GROSSETO – “Da un lato lanciamo il nostro Sos per gli allevamenti della Maremma dove, negli ultimi anni, sono scomparse centinaia e centinaia di animali, tra mucche, pecore e maiali con la chiusura di allevamenti ed aziende , con tutto ciò che ne consegue in termini di occupazione, anche nell’indotto, di spopolamento delle aree interne e montane, di rischi per il primato dell’enogastronomia del prodotto locale a causa dell’aumento della dipendenza dalle importazioni di carni, salumi e latte. Dall’altro ricordiamo il ruolo degli animali all’interno della società, che è cresciuto ed è stato anche riconosciuto a livello giuridico da norme e regolamenti come la legge sull’agricoltura sociale fortemente sostenuta dalla Coldiretti che valorizza gli effetti positivi della pet-therapy, entrata prepotentemente tra le nuove attività previste, così come per le pratiche di agricoltura sociale. Vi sono, infatti, i servizi di cura e assistenza terapeutica come l’ippoterapia o l’onoterapia senza dimenticare, infine, pero’ la funzione formativa e conoscitiva soprattutto nei confronti delle nuove generazioni svolta dalle fattorie didattiche con l’apicoltura e gli allevamenti di piccoli animali da cortile ma anche di mucche, maiali, pecore o capre. Un’attività che la Coldiretti sostiene attraverso l’iniziativa educazione alla Campagna Amica che coinvolge diverse scuole della provincia di Grosseto. Così Andrea Renna direttore della Coldiretti di Grosseto.
L’allarme – ricorda il presidente provinciale di Coldiretti, Marco Bruni – riguarda soprattutto le aree interne e montane, dove la scomparsa degli allevamenti comporta l’abbandono da parte dell’uomo e delle sue attività di sistemazione del suolo, con la conseguenza di un aumento del dissesto ambientale e idrogeologico. I numeri parlano chiaro – aggiunge il presidente del Consorzio Agrario del Tirreno, Massimo Neri – come i dati di flessione di approvvigionamento nelle località dove operiamo con le nostre filiali. Nelle zone montane sono scomparsi percentuali a doppie cifre importanti dei prati pascoli, con un ritorno della macchia boschiva che ha determinato il proliferare incontrollato di animali selvatici che ormai invadono anche territori più a valle, comportando pesantissimi danni proprio sul fronte degli allevamenti, con i cinghiali che danneggiano i campi di foraggio rendendo impossibile agli allevatori l’utilizzo di fieno del territorio. La crescita numerica dei cinghiali ha comportato il proliferare anche di predatori, ma soprattutto di canidi ibridi tra lupi e cani, che rivolgono le loro attenzioni anche a pecore e vitelli. Ancora molto più pesanti sono i danni collaterali. Gli animali, infatti, a causa dello stress provocato dagli attacchi riducono drasticamente la produzione di latte, con pesanti tagli al fatturato aziendale.
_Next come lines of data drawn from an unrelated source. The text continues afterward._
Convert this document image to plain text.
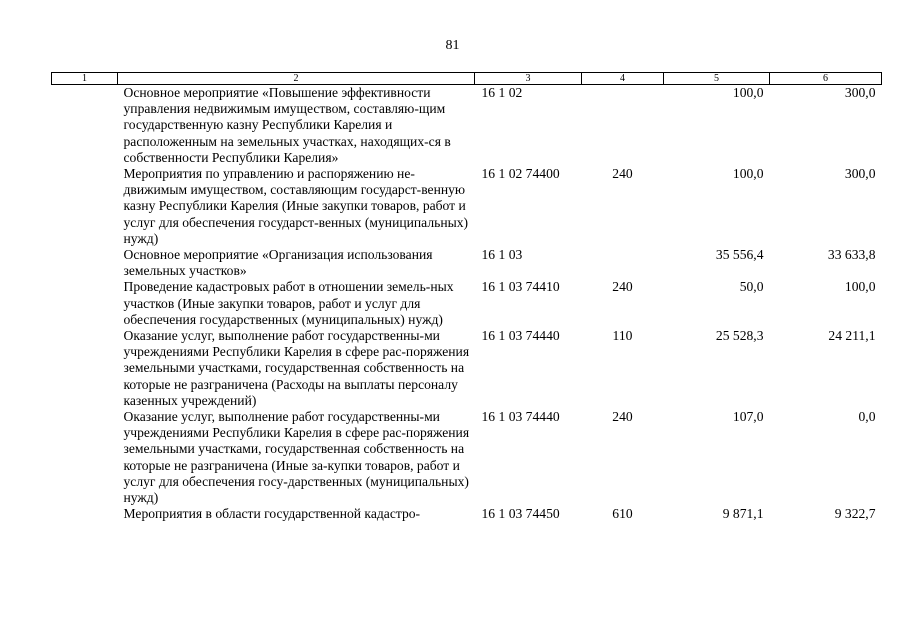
81
1	2	3	4	5	6
	Основное мероприятие «Повышение эффективности управления недвижимым имуществом, составляю-щим государственную казну Республики Карелия и расположенным на земельных участках, находящих-ся в собственности Республики Карелия»	16 1 02		100,0	300,0
	Мероприятия по управлению и распоряжению не-движимым имуществом, составляющим государст-венную казну Республики Карелия (Иные закупки товаров, работ и услуг для обеспечения государст-венных (муниципальных) нужд)	16 1 02 74400	240	100,0	300,0
	Основное мероприятие «Организация использования земельных участков»	16 1 03		35 556,4	33 633,8
	Проведение кадастровых работ в отношении земель-ных участков (Иные закупки товаров, работ и услуг для обеспечения государственных (муниципальных) нужд)	16 1 03 74410	240	50,0	100,0
	Оказание услуг, выполнение работ государственны-ми учреждениями Республики Карелия в сфере рас-поряжения земельными участками, государственная собственность на которые не разграничена (Расходы на выплаты персоналу казенных учреждений)	16 1 03 74440	110	25 528,3	24 211,1
	Оказание услуг, выполнение работ государственны-ми учреждениями Республики Карелия в сфере рас-поряжения земельными участками, государственная собственность на которые не разграничена (Иные за-купки товаров, работ и услуг для обеспечения госу-дарственных (муниципальных) нужд)	16 1 03 74440	240	107,0	0,0
	Мероприятия в области государственной кадастро-	16 1 03 74450	610	9 871,1	9 322,7
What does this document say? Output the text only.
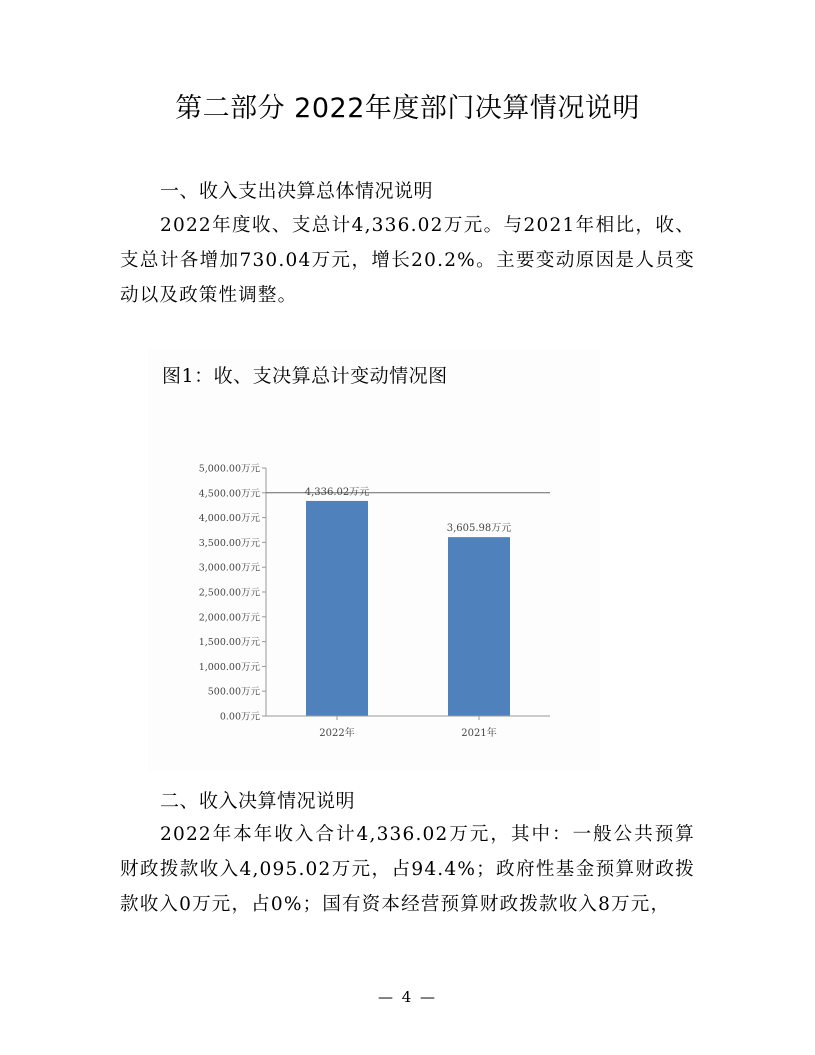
第二部分 2022年度部门决算情况说明
一、收入支出决算总体情况说明

2022年度收、支总计4,336.02万元。与2021年相比，收、支总计各增加730.04万元，增长20.2%。主要变动原因是人员变动以及政策性调整。

图1：收、支决算总计变动情况图
0.00万元
500.00万元
1,000.00万元
1,500.00万元
2,000.00万元
2,500.00万元
3,000.00万元
3,500.00万元
4,000.00万元
4,500.00万元
5,000.00万元
4,336.02万元
3,605.98万元
2022年	2021年
二、收入决算情况说明

2022年本年收入合计4,336.02万元，其中：一般公共预算财政拨款收入4,095.02万元，占94.4%；政府性基金预算财政拨款收入0万元，占0%；国有资本经营预算财政拨款收入8万元，

— 4 —
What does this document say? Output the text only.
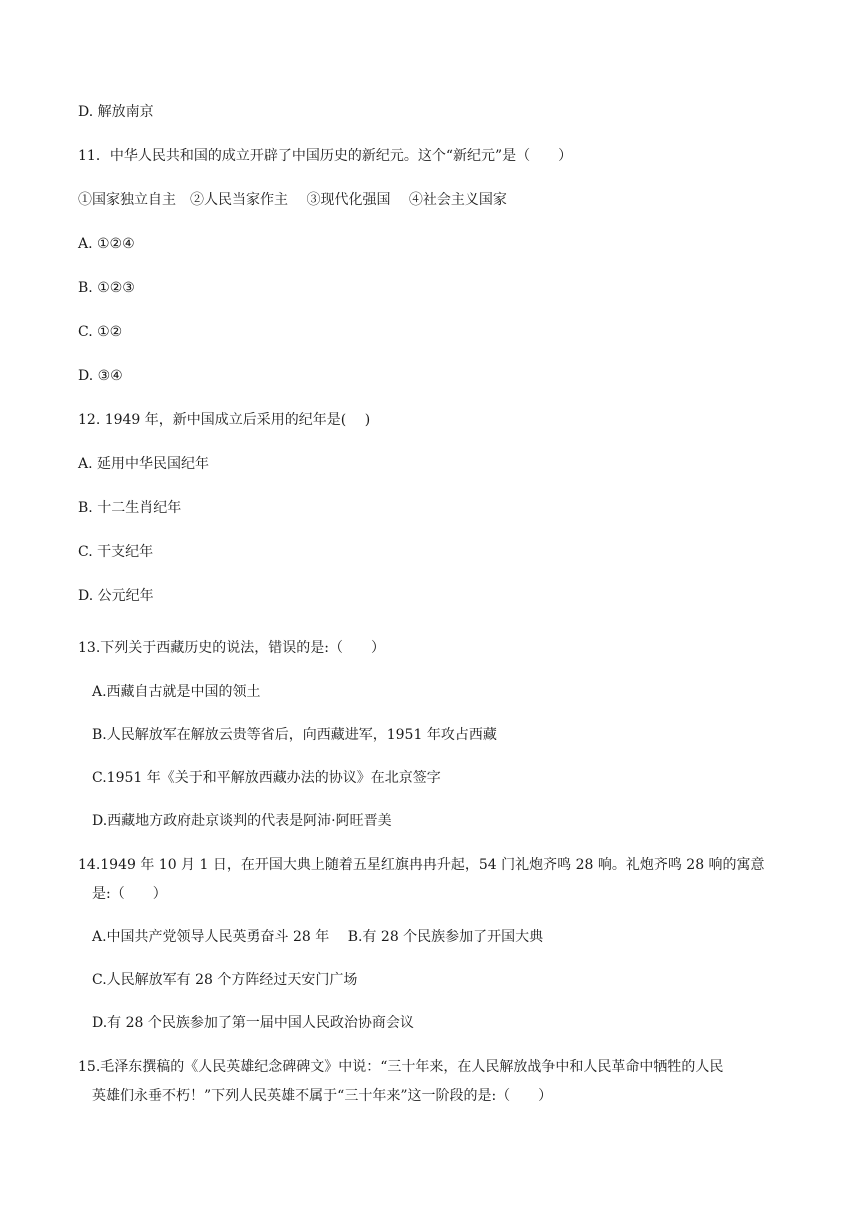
D. 解放南京
11．中华人民共和国的成立开辟了中国历史的新纪元。这个“新纪元”是（　　）
①国家独立自主　②人民当家作主　 ③现代化强国　 ④社会主义国家
A. ①②④
B. ①②③
C. ①②
D. ③④
12. 1949 年，新中国成立后采用的纪年是(　 )
A. 延用中华民国纪年
B. 十二生肖纪年
C. 干支纪年
D. 公元纪年
13.下列关于西藏历史的说法，错误的是:（　　）
A.西藏自古就是中国的领土
B.人民解放军在解放云贵等省后，向西藏进军，1951 年攻占西藏
C.1951 年《关于和平解放西藏办法的协议》在北京签字
D.西藏地方政府赴京谈判的代表是阿沛·阿旺晋美
14.1949 年 10 月 1 日，在开国大典上随着五星红旗冉冉升起，54 门礼炮齐鸣 28 响。礼炮齐鸣 28 响的寓意
是:（　　）
A.中国共产党领导人民英勇奋斗 28 年　 B.有 28 个民族参加了开国大典
C.人民解放军有 28 个方阵经过天安门广场
D.有 28 个民族参加了第一届中国人民政治协商会议
15.毛泽东撰稿的《人民英雄纪念碑碑文》中说：“三十年来，在人民解放战争中和人民革命中牺牲的人民
英雄们永垂不朽！”下列人民英雄不属于“三十年来”这一阶段的是:（　　）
Uno squilibrio tra animali allevati, animali selvatici e predatori, che sta esasperando gli agricoltori e gli allevatori. E’ evidente che le misure di controllo soprattutto nel caso delle zone di media montagna e di collina non sono sufficienti. Necessario crediamo – concludono i dirigenti di Coldiretti, da parte dell’ente pubblico, garantire il sostegno economico-finanziario per una adeguata attività di prevenzione (indispensabile per ottenere il risarcimento dei danni) e assicurare efficienza ed efficacia nel sistema di accertamento e risarcimento dei danni, in tempi certi, per garantire un completo reintegro della perdita di reddito affinché la convivenza tra animali e uomo non porti all’abbandono dell’attività di allevamento. Non sarebbero solo gli allevatori a perderci, ma l’intera comunità poiché i pastori attraverso la loro opera conservano e valorizzano la montagna e le sue tradizioni.